Voice: Mother expresses concern about lack of teachers' contract

March 31, 2001

I am the mother of a child who attends one of El Centro's elementary schools. I am very concerned that the conflict between Superintendent Klentschy and the teachers is causing harm to our children.

Regarding the continuing dispute between the El Centro Elementary School District and the teachers' association, I wonder if it has occurred to anyone else that maybe the reason teachers have gone almost two years without a contract is because the school district doesn't want them to have one?

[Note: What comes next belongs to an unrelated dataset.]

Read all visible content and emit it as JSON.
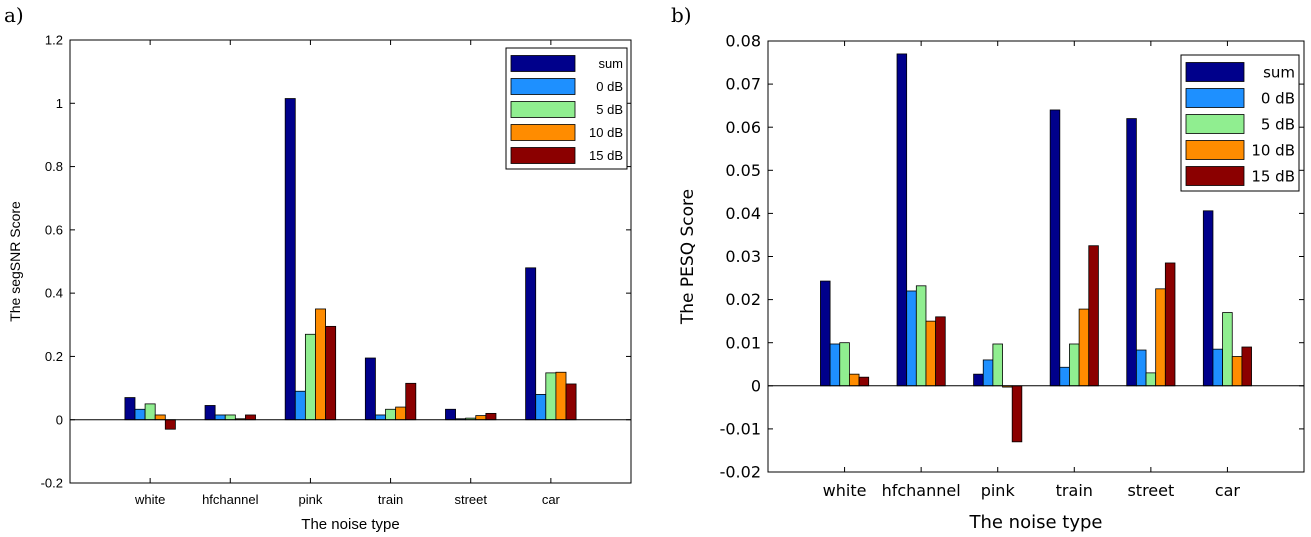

I have reviewed what the district has offered and what teachers are asking for, and I can tell you that if I were a teacher who worked in the elementary district (which I am not), where student performance and test scores are up, I would be as mad as they are (and then some). If I were new to the district, I'd probably be looking for a teaching job somewhere else right about now. In fact, I might even be considering the Calexico Unified School District, where a settlement was reached for significantly more money than El Centro's district has offered its teachers — and without the demeaning changes in contract language designed to force them to work even more unpaid overtime.


For several years, teachers' salaries did not keep pace with inflation. The ECESD, through its superintendent and its San Diego-based attorney, has offered teachers a 4 percent raise for the 1999-2000 school year, and another 5 percent increase in the current school year. The problem is that the 4 percent would apply to half of last year, and the 5 percent, which is effective on ratification, will apply to virtually none of this year. Not surprisingly, teachers believe this is patently unfair and punitive. I think most reasonable people would agree. Clearly, this isn't about the school district trying to revise it contract with teachers; it is about forcing them into a strike.

What's been lost amid all the acrimony and distrust is that our children will continue to be harmed the longer this goes on. And it has gone on far too long. But if teachers finally do strike, and they are surely (if clumsily) headed in that direction, it will be because the superintendent and school board want them to and have forced them into it.

In light of the settlement in Calexico, I hope the people elected to lead our district will finally do so. The question I put to our school board is threefold:

Who is in charge over there, haven't you seen enough and what are you waiting for?